US chemical security plan is a $500m failure – senator

09 August 2012 18:55  [Source: ICIS news]

WASHINGTON (ICIS)--Mismanagement of the federal programme for anti-terrorism security at US chemical production sites is even worse than suspected, a top-ranking senator said on Thursday, including wasteful spending of up to $500m (€405m).

Senator Charles Grassley of Iowa, the ranking Republican on the Senate Judiciary Committee, has demanded that Department of Homeland Security (DHS) secretary Janet Napolitano provide detailed answers by Monday to a wide range of alleged fraud and mismanagement in the five-year-old chemicals site security programme.

The programme, the Chemical Facility Anti-Terrorism Standards (CFATS), was set up in 2007 under a congressional mandate, designed to establish security benchmarks that plant operators were to meet in order reduce if not eliminate the risk of attacks by terrorists seeking to cause massive off-site casualties by targeting a chemical plant.

But, as revealed in an internal DHS audit late last year and in subsequent congressional hearings, the CFATS programme is far behind schedule. 

The audit, aired in part at congressional hearings, found widespread personnel and training problems, inadequate equipment in some instances and purchases of unneeded gear in other cases.

One of its most essential features of CFATS – on-site inspection of chemical facility security measures – has yet to begin at any significant level, according to industry and government officials.

In his letter to Napolitano, Grassley charged that the situation is far worse than indicated in last year’s DHS audit.

“Unfortunately, it appears that these concerns [in the audit] were only the tip of the iceberg,” Grassley told Napolitano.

The senator said that a whistleblower, apparently a DHS employee, has contacted his office with “further details of DHS’s mismanagement of the CFATS programme”.

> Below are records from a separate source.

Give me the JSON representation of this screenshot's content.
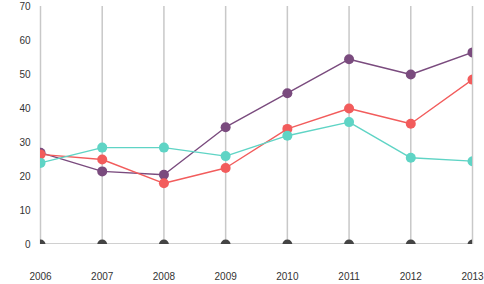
{
  "chart_data": {
    "type": "line",
    "x": [
      2006,
      2007,
      2008,
      2009,
      2010,
      2011,
      2012,
      2013
    ],
    "series": [
      {
        "color": "#7a4b7e",
        "values": [
          27,
          21.5,
          20.5,
          34.5,
          44.5,
          54.5,
          50,
          56.5
        ]
      },
      {
        "color": "#f25c5c",
        "values": [
          26.5,
          25,
          18,
          22.5,
          34,
          40,
          35.5,
          48.5
        ]
      },
      {
        "color": "#5fd4c5",
        "values": [
          24,
          28.5,
          28.5,
          26,
          32,
          36,
          25.5,
          24.5
        ]
      },
      {
        "color": "#444444",
        "values": [
          0,
          0,
          0,
          0,
          0,
          0,
          0,
          0
        ]
      }
    ],
    "xlim": [
      2006,
      2013
    ],
    "xticks": [
      2006,
      2007,
      2008,
      2009,
      2010,
      2011,
      2012,
      2013
    ],
    "ylim": [
      0,
      70
    ],
    "yticks": [
      0,
      10,
      20,
      30,
      40,
      50,
      60,
      70
    ],
    "grid": "x",
    "marker": "circle"
  }
}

“According to this whistleblower,” Grassley said, “the details of the CFATS programme’s shortcomings go far beyond what has previously been reported.”

Among other allegations, Grassley said that department officials assigned CFATS employees to non-existent field offices across the country, a tactic said to be designed to create higher but unwarranted pay rates for those staff members.

He also charged that DHS officials in the CFATS programme purchased hundreds of chemical hazardous materials protective suits and specially designed rugged laptop computers that were of no use for the site security inspection work.

“In fact, CFATS procured so many items it had no use for that it had to ask for extra storage space,” Grassley said.

Grassley also alleged that top-ranking DHS officials responsible for the CFATS programme were made aware of the waste and mismanagement but apparently tried to conceal the problems.

“The whistleblower alleges that when a memo documenting and referring problems with the programme to the [DHS] inspector general was submitted to DHS Undersecretary Rand Beers, he refused to report the information to the inspector general,” Grassley said.

US cabinet departments such as DHS typically have an independent official, an inspector general, responsible for monitoring department operations to ensure the public’s interests and taxpayer funds are being correctly pursued and spent.

Grassley said that if the unnamed whistleblower’s accusations are true, “they show a systemic failure of the CFATS programme that has placed Americans in danger and wasted close to $500m in taxpayer dollars”, Grassley said.

The senator demanded that Napolitano respond by Monday to some 30 detailed questions regarding CFATS staffing, purchasing and operations.

Beers recently told a chemicals industry security conference that while there had been some problems in getting the CFATS programme up and running, most of the issues had been resolved and progress was being made.